I agree with your guess. There is no sign on any clamps or vacuum. Double faced tape or carpet tape seems like the most likely hold down.


----------



## shawnmasterson

right at 2:50 you can clearly see the tape.


----------



## KarenW

We use a variety of things for hold-downs, depending on what we're cutting.
Big pine rounds-we screws on a backer board of MDF, leaving corners exposed for clamping.
Small pieces of Corian or stock that's under .25" thick or any sort of scrap that's maybe too small for clamping-double sided tape onto an MDF board that is clamped down. 
Anything else-I figure in an extra half in or so to my overall width or length or check my design for open corners or edge space for clamps.
Occasionally I've pin-nailed thin stock in the corners onto MDF and clamped conventionally.


----------



## DS

The video was interesting… I almost forgot your question. It sure looks like they used double sided tape.
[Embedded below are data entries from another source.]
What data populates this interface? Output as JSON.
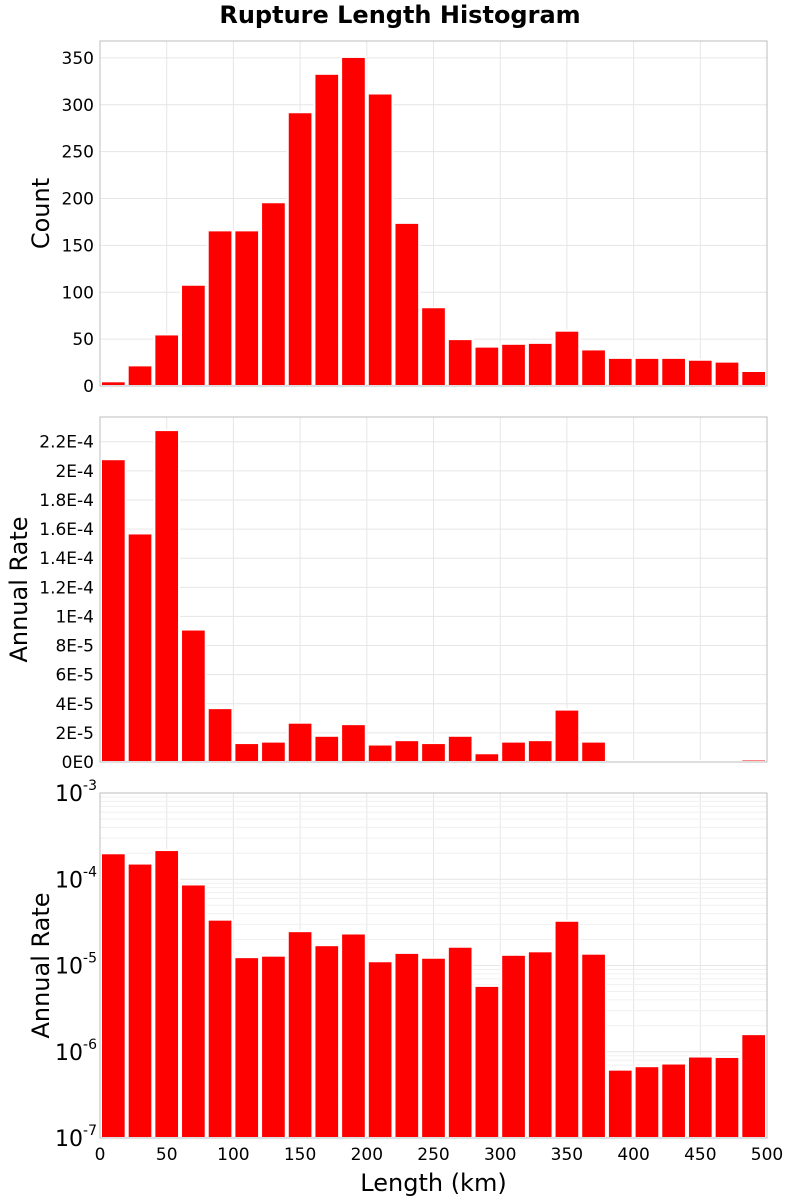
{
  "chart_data": [
    {
      "type": "bar",
      "title": "Rupture Length Histogram",
      "ylabel": "Count",
      "xlabel": "",
      "scale": "linear",
      "xlim": [
        0,
        500
      ],
      "ylim": [
        0,
        368
      ],
      "bin_width": 20,
      "bin_starts": [
        0,
        20,
        40,
        60,
        80,
        100,
        120,
        140,
        160,
        180,
        200,
        220,
        240,
        260,
        280,
        300,
        320,
        340,
        360,
        380,
        400,
        420,
        440,
        460,
        480
      ],
      "values": [
        5,
        22,
        55,
        108,
        166,
        166,
        196,
        292,
        333,
        351,
        312,
        174,
        84,
        50,
        42,
        45,
        46,
        59,
        39,
        30,
        30,
        30,
        28,
        26,
        16
      ],
      "yticks": [
        {
          "v": 0,
          "label": "0"
        },
        {
          "v": 50,
          "label": "50"
        },
        {
          "v": 100,
          "label": "100"
        },
        {
          "v": 150,
          "label": "150"
        },
        {
          "v": 200,
          "label": "200"
        },
        {
          "v": 250,
          "label": "250"
        },
        {
          "v": 300,
          "label": "300"
        },
        {
          "v": 350,
          "label": "350"
        }
      ]
    },
    {
      "type": "bar",
      "ylabel": "Annual Rate",
      "xlabel": "",
      "scale": "linear",
      "xlim": [
        0,
        500
      ],
      "ylim": [
        0,
        0.000237
      ],
      "bin_width": 20,
      "bin_starts": [
        0,
        20,
        40,
        60,
        80,
        100,
        120,
        140,
        160,
        180,
        200,
        220,
        240,
        260,
        280,
        300,
        320,
        340,
        360,
        380,
        400,
        420,
        440,
        460,
        480
      ],
      "values": [
        0.000208,
        0.000157,
        0.000228,
        9.1e-05,
        3.7e-05,
        1.3e-05,
        1.4e-05,
        2.7e-05,
        1.8e-05,
        2.6e-05,
        1.2e-05,
        1.5e-05,
        1.3e-05,
        1.8e-05,
        6e-06,
        1.4e-05,
        1.5e-05,
        3.6e-05,
        1.4e-05,
        7e-07,
        7e-07,
        8e-07,
        9e-07,
        9e-07,
        1.7e-06
      ],
      "yticks": [
        {
          "v": 0,
          "label": "0E0"
        },
        {
          "v": 2e-05,
          "label": "2E-5"
        },
        {
          "v": 4e-05,
          "label": "4E-5"
        },
        {
          "v": 6e-05,
          "label": "6E-5"
        },
        {
          "v": 8e-05,
          "label": "8E-5"
        },
        {
          "v": 0.0001,
          "label": "1E-4"
        },
        {
          "v": 0.00012,
          "label": "1.2E-4"
        },
        {
          "v": 0.00014,
          "label": "1.4E-4"
        },
        {
          "v": 0.00016,
          "label": "1.6E-4"
        },
        {
          "v": 0.00018,
          "label": "1.8E-4"
        },
        {
          "v": 0.0002,
          "label": "2E-4"
        },
        {
          "v": 0.00022,
          "label": "2.2E-4"
        }
      ]
    },
    {
      "type": "bar",
      "ylabel": "Annual Rate",
      "xlabel": "Length (km)",
      "scale": "log",
      "xlim": [
        0,
        500
      ],
      "ylim": [
        1e-07,
        0.001
      ],
      "bin_width": 20,
      "bin_starts": [
        0,
        20,
        40,
        60,
        80,
        100,
        120,
        140,
        160,
        180,
        200,
        220,
        240,
        260,
        280,
        300,
        320,
        340,
        360,
        380,
        400,
        420,
        440,
        460,
        480
      ],
      "values": [
        0.0002,
        0.000152,
        0.000218,
        8.7e-05,
        3.4e-05,
        1.25e-05,
        1.3e-05,
        2.5e-05,
        1.72e-05,
        2.35e-05,
        1.12e-05,
        1.4e-05,
        1.23e-05,
        1.65e-05,
        5.8e-06,
        1.33e-05,
        1.46e-05,
        3.3e-05,
        1.37e-05,
        6.2e-07,
        6.8e-07,
        7.3e-07,
        8.8e-07,
        8.7e-07,
        1.6e-06
      ],
      "yticks": [
        {
          "v": 1e-07,
          "base": "10",
          "exp": "-7"
        },
        {
          "v": 1e-06,
          "base": "10",
          "exp": "-6"
        },
        {
          "v": 1e-05,
          "base": "10",
          "exp": "-5"
        },
        {
          "v": 0.0001,
          "base": "10",
          "exp": "-4"
        },
        {
          "v": 0.001,
          "base": "10",
          "exp": "-3"
        }
      ],
      "xticks": [
        {
          "v": 0,
          "label": "0"
        },
        {
          "v": 50,
          "label": "50"
        },
        {
          "v": 100,
          "label": "100"
        },
        {
          "v": 150,
          "label": "150"
        },
        {
          "v": 200,
          "label": "200"
        },
        {
          "v": 250,
          "label": "250"
        },
        {
          "v": 300,
          "label": "300"
        },
        {
          "v": 350,
          "label": "350"
        },
        {
          "v": 400,
          "label": "400"
        },
        {
          "v": 450,
          "label": "450"
        },
        {
          "v": 500,
          "label": "500"
        }
      ]
    }
  ],
  "colors": {
    "bar": "#ff0000",
    "bar_edge": "#ffffff",
    "grid": "#e6e6e6",
    "frame": "#bdbdbd"
  }
}
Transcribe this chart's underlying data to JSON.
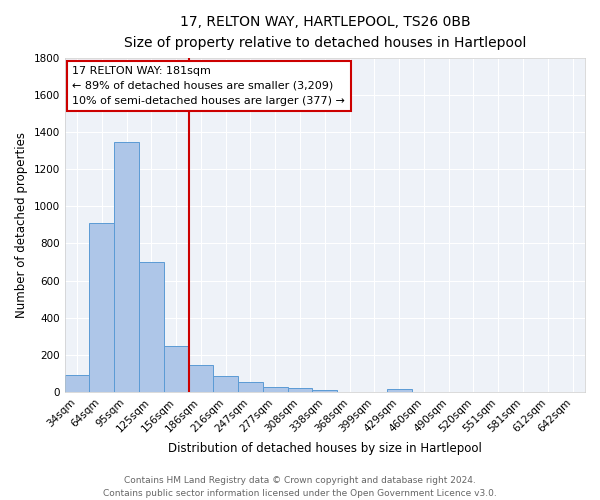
{
  "title": "17, RELTON WAY, HARTLEPOOL, TS26 0BB",
  "subtitle": "Size of property relative to detached houses in Hartlepool",
  "xlabel": "Distribution of detached houses by size in Hartlepool",
  "ylabel": "Number of detached properties",
  "bin_labels": [
    "34sqm",
    "64sqm",
    "95sqm",
    "125sqm",
    "156sqm",
    "186sqm",
    "216sqm",
    "247sqm",
    "277sqm",
    "308sqm",
    "338sqm",
    "368sqm",
    "399sqm",
    "429sqm",
    "460sqm",
    "490sqm",
    "520sqm",
    "551sqm",
    "581sqm",
    "612sqm",
    "642sqm"
  ],
  "bar_values": [
    90,
    910,
    1345,
    700,
    250,
    145,
    85,
    55,
    25,
    20,
    10,
    0,
    0,
    15,
    0,
    0,
    0,
    0,
    0,
    0,
    0
  ],
  "bar_color": "#aec6e8",
  "bar_edge_color": "#5b9bd5",
  "vline_label_idx": 5,
  "vline_color": "#cc0000",
  "ylim": [
    0,
    1800
  ],
  "yticks": [
    0,
    200,
    400,
    600,
    800,
    1000,
    1200,
    1400,
    1600,
    1800
  ],
  "annotation_title": "17 RELTON WAY: 181sqm",
  "annotation_line1": "← 89% of detached houses are smaller (3,209)",
  "annotation_line2": "10% of semi-detached houses are larger (377) →",
  "annotation_box_color": "#ffffff",
  "annotation_box_edge": "#cc0000",
  "footer_line1": "Contains HM Land Registry data © Crown copyright and database right 2024.",
  "footer_line2": "Contains public sector information licensed under the Open Government Licence v3.0.",
  "bg_color": "#eef2f8",
  "grid_color": "#ffffff",
  "fig_bg_color": "#ffffff",
  "title_fontsize": 10,
  "subtitle_fontsize": 9,
  "axis_label_fontsize": 8.5,
  "tick_fontsize": 7.5,
  "annotation_fontsize": 8,
  "footer_fontsize": 6.5
}
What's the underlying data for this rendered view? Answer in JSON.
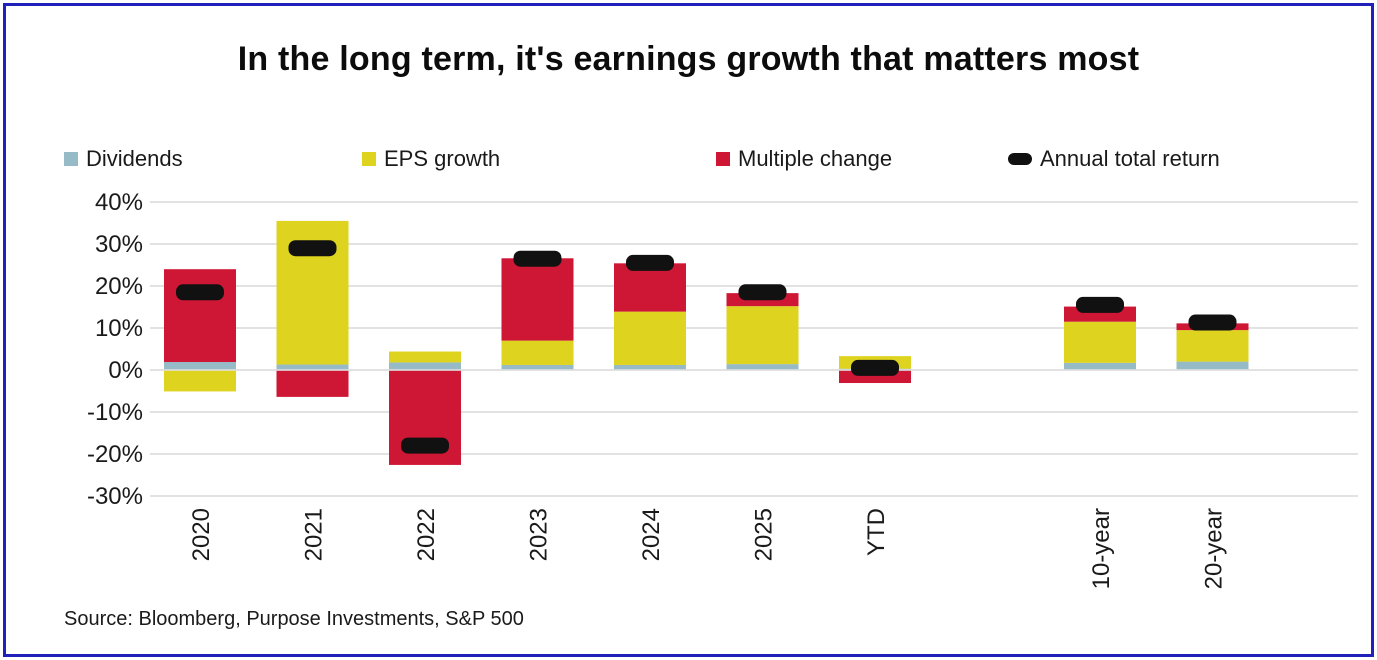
{
  "frame": {
    "border_color": "#2020bb",
    "background": "#ffffff"
  },
  "title": "In the long term, it's earnings growth that matters most",
  "legend": {
    "items": [
      {
        "label": "Dividends",
        "color": "#97bac7",
        "shape": "square"
      },
      {
        "label": "EPS growth",
        "color": "#ded31f",
        "shape": "square"
      },
      {
        "label": "Multiple change",
        "color": "#ce1635",
        "shape": "square"
      },
      {
        "label": "Annual total return",
        "color": "#111111",
        "shape": "pill"
      }
    ]
  },
  "source": "Source: Bloomberg, Purpose Investments, S&P 500",
  "chart_data": {
    "type": "bar",
    "stacked": true,
    "title": "In the long term, it's earnings growth that matters most",
    "xlabel": "",
    "ylabel": "",
    "categories": [
      "2020",
      "2021",
      "2022",
      "2023",
      "2024",
      "2025",
      "YTD",
      "10-year",
      "20-year"
    ],
    "slot_indices": [
      0,
      1,
      2,
      3,
      4,
      5,
      6,
      8,
      9
    ],
    "series": [
      {
        "name": "Dividends",
        "color": "#97bac7",
        "values": [
          1.9,
          1.3,
          1.8,
          1.2,
          1.2,
          1.4,
          0.3,
          1.7,
          2.0
        ]
      },
      {
        "name": "EPS growth",
        "color": "#ded31f",
        "values": [
          -5.1,
          34.2,
          2.6,
          5.8,
          12.7,
          13.8,
          3.0,
          9.8,
          7.5
        ]
      },
      {
        "name": "Multiple change",
        "color": "#ce1635",
        "values": [
          22.1,
          -6.4,
          -22.6,
          19.6,
          11.5,
          3.1,
          -3.1,
          3.6,
          1.6
        ]
      }
    ],
    "markers": {
      "name": "Annual total return",
      "color": "#111111",
      "values": [
        18.5,
        29.0,
        -18.0,
        26.5,
        25.5,
        18.5,
        0.5,
        15.5,
        11.3
      ]
    },
    "y_ticks": [
      40,
      30,
      20,
      10,
      0,
      -10,
      -20,
      -30
    ],
    "tick_suffix": "%",
    "ylim": [
      -30,
      40
    ],
    "grid": "horizontal",
    "colors": {
      "grid": "#d9d9d9",
      "tick_text": "#1a1a1a"
    },
    "legend_position": "top"
  }
}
I've seen guys make double sided vacuum pods that work pretty good for this too. It's a hockey puck sized peice that you set between yor part and the table and it draws a vacuum on the top and bottom of the pucks.
They hold the workpiece up off the spoil board for the side operations too.

The pods can be made of polyester stock and cut right on your machine and common weatherstripping can be used to seal the faces.


----------



## protdesigner

depending on Your needs You can use clamps, double side tape or few types of vices.


----------